Australia is set to get its own national space agency for the first time, it has been revealed.
The 68th annual International Astronautical Congress is taking place in Adelaide this week, where members of Malcolm Turnbull's administration are expected to announce further details of the agency, which is likely to provide Australia with a significant boost in both business investment and tourism.
Australia is one of the only developed nations to not have its own space agency - aside from Iceland, it is the only OECD country without one - so the establishment of one would bring it in line with other major global players amid rapid space industry growth.
Even New Zealand has dabbled in space tech, with Kiwi company Rocket Lab launching spacecraft.

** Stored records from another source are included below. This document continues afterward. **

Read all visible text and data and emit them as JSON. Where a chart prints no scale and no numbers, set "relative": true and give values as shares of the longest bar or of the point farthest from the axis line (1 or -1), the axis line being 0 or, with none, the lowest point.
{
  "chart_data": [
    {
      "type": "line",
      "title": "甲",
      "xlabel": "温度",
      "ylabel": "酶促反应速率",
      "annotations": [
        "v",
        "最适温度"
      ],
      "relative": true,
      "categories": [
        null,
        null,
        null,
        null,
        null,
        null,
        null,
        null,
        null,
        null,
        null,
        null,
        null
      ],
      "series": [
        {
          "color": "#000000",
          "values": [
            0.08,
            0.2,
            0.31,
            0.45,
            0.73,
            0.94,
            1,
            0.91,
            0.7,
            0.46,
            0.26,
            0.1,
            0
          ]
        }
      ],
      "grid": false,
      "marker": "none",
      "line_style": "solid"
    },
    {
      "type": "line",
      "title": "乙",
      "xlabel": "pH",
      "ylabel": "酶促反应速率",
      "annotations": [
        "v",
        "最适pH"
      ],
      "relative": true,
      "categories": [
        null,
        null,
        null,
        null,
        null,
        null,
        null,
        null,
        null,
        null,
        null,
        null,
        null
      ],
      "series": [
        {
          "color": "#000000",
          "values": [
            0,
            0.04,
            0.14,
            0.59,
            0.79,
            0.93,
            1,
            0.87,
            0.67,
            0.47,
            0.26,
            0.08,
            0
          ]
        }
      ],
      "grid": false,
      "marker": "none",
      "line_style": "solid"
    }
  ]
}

Jan Drobik, Australian minister-counsellor for defence, science and technology, admitted this had made Australia rethink its plans.
Michaelia Cash, acting minister for industry, innovation and science, commented: "A national space agency will ensure we have a strategic long-term plan that supports the development and application of space technologies and grows our domestic space industry."

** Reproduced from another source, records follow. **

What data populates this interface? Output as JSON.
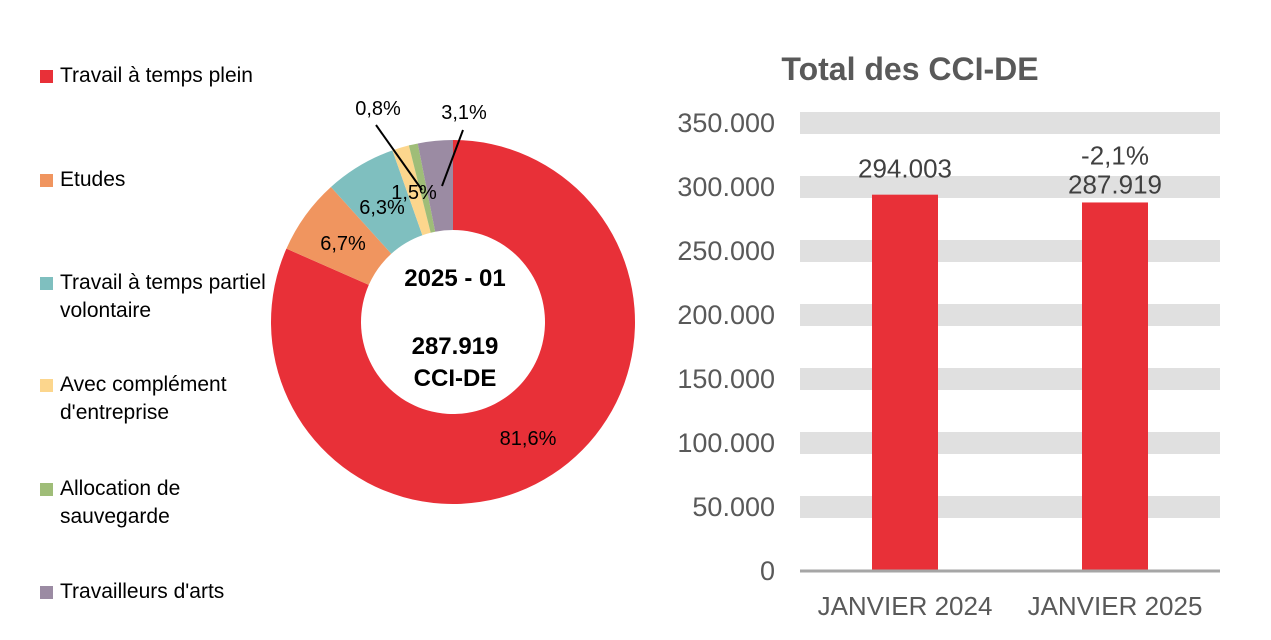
{
  "legend": [
    {
      "label": "Travail à temps plein",
      "color": "#e83038"
    },
    {
      "label": "Etudes",
      "color": "#f0955f"
    },
    {
      "label": "Travail à temps partiel volontaire",
      "color": "#7fbfbf"
    },
    {
      "label": "Avec complément d'entreprise",
      "color": "#fcd68d"
    },
    {
      "label": "Allocation de sauvegarde",
      "color": "#9fbd78"
    },
    {
      "label": "Travailleurs d'arts",
      "color": "#9b8ba3"
    }
  ],
  "chart_data": [
    {
      "type": "pie",
      "donut": true,
      "center_text": {
        "period": "2025 - 01",
        "value": "287.919",
        "unit": "CCI-DE"
      },
      "slices": [
        {
          "name": "Travail à temps plein",
          "value": 81.6,
          "label": "81,6%",
          "color": "#e83038"
        },
        {
          "name": "Etudes",
          "value": 6.7,
          "label": "6,7%",
          "color": "#f0955f"
        },
        {
          "name": "Travail à temps partiel volontaire",
          "value": 6.3,
          "label": "6,3%",
          "color": "#7fbfbf"
        },
        {
          "name": "Avec complément d'entreprise",
          "value": 1.5,
          "label": "1,5%",
          "color": "#fcd68d"
        },
        {
          "name": "Allocation de sauvegarde",
          "value": 0.8,
          "label": "0,8%",
          "color": "#9fbd78"
        },
        {
          "name": "Travailleurs d'arts",
          "value": 3.1,
          "label": "3,1%",
          "color": "#9b8ba3"
        }
      ]
    },
    {
      "type": "bar",
      "title": "Total des CCI-DE",
      "categories": [
        "JANVIER 2024",
        "JANVIER 2025"
      ],
      "values": [
        294003,
        287919
      ],
      "data_labels": [
        "294.003",
        "287.919"
      ],
      "change_label": "-2,1%",
      "ylim": [
        0,
        350000
      ],
      "yticks": [
        "0",
        "50.000",
        "100.000",
        "150.000",
        "200.000",
        "250.000",
        "300.000",
        "350.000"
      ],
      "bar_color": "#e83038",
      "grid": true
    }
  ]
}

Minister of education Simon Birmingham added: "This agency will be the anchor for our domestic coordination and the front door for our international engagement with so many of you across the world's space industries."
The Space Industry Association of Australia believes that Australia is an ideal location for a new space agency, as it is in a good setting for the testing of space technologies, thanks to its large size but low population.
At present, the Australian government estimates that the space industry down under contributes some $4 billion to the country's economy, employing some 11,500 people.
However, the global space sector is believed to be worth in the region of $420 billion - a pie Australia could have a greater slice of with the creation of its own national space agency in the near future.